En réalité, il s’agirait d’une croyance sans fondement scientifique, et les positions sexuelles “à pénétration profonde” n’augmenteraient pas les chances de tomber enceinte par rapport aux autres positions.

Dirigée par la Fédération brésilienne des gynécologues et obstétriciens, une étude scientifique vient mettre à mal cette idée reçue et bien d’autres, et ses conclusions ont été publiées dans la revue spécialisée Gynecology and Obstetrics.

Les positions adoptées lors des rapports sexuels ou la façon dont les femmes se reposent après le coït ne sont pas associées à de meilleures chances de grossesse”, a résumé le Dr Bruno Ramalho de Carvalho, principal auteur de l’étude. “Bien que beaucoup de femmes pensent que le fait de rester couchée sur le dos pendant un moment après les rapports sexuels facilite le transport des spermatozoïdes et prévient les fuites de sperme par le vagin, cette conviction est sans fondement scientifique. Il n’y a pas besoin de routine post-coïtale”, assure le gynécologue.
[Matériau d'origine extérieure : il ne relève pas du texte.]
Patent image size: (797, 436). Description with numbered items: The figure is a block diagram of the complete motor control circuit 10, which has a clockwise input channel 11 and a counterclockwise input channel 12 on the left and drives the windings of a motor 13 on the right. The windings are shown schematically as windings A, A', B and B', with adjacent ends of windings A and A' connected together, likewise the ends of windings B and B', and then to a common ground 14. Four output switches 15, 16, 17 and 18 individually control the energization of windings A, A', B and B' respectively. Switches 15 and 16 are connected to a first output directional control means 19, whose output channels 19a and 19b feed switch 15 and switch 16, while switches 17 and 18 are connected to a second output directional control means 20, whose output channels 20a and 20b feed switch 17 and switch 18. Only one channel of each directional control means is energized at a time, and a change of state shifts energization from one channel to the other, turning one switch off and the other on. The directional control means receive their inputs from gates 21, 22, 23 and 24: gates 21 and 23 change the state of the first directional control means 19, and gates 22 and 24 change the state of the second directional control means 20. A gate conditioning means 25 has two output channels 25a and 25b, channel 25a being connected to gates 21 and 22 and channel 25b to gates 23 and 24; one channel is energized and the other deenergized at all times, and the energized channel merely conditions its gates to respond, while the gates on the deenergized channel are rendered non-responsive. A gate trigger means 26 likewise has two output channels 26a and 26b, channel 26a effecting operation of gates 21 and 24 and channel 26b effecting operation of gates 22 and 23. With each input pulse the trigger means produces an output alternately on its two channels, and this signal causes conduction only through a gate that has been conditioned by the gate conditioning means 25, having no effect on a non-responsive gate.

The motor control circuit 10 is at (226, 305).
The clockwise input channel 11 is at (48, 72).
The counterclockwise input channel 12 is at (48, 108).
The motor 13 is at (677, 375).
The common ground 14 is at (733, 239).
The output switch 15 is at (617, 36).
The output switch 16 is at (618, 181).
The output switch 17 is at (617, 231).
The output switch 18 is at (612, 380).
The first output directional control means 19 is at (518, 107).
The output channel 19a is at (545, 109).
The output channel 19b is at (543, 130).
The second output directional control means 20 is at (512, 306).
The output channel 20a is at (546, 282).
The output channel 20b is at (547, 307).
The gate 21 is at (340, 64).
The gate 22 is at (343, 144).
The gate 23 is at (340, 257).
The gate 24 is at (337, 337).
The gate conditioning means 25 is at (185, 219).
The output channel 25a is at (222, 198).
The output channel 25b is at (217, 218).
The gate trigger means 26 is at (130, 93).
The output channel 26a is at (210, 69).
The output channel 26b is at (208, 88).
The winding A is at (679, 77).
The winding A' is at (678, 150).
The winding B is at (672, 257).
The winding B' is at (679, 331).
Le fait d’avoir ou non un orgasme serait également sans incidence sur les chances de grossesse, affirment les spécialistes.

La facilité d’accès à l’information et aux réseaux sociaux permet aujourd’hui aux concepts déformés de se répandre avec une rapidité énorme”, a déploré le Dr de Carvalho. Cette rapidité de propagation des croyances provoque “un tumulte d’impact incommensurable et même une confusion pour les professionnels de la santé”, a ajouté le gynécologue. Résultat : il arrive que même des médecins spécialisés en santé de la femme soient un peu perdus entre ce qui a été prouvé scientifiquement et ce qui n’est basé sur aucune preuve scientifique solide.

En revanche, il est scientifiquement établi que la consommation de tabac nuit à la fertilité tant masculine que féminine, que les hommes sont moins fertiles à mesure qu’ils vieillissent, et qu’il existe bien une “fenêtre de fertilité” dans le cycle menstruel, autour de l’ovulation.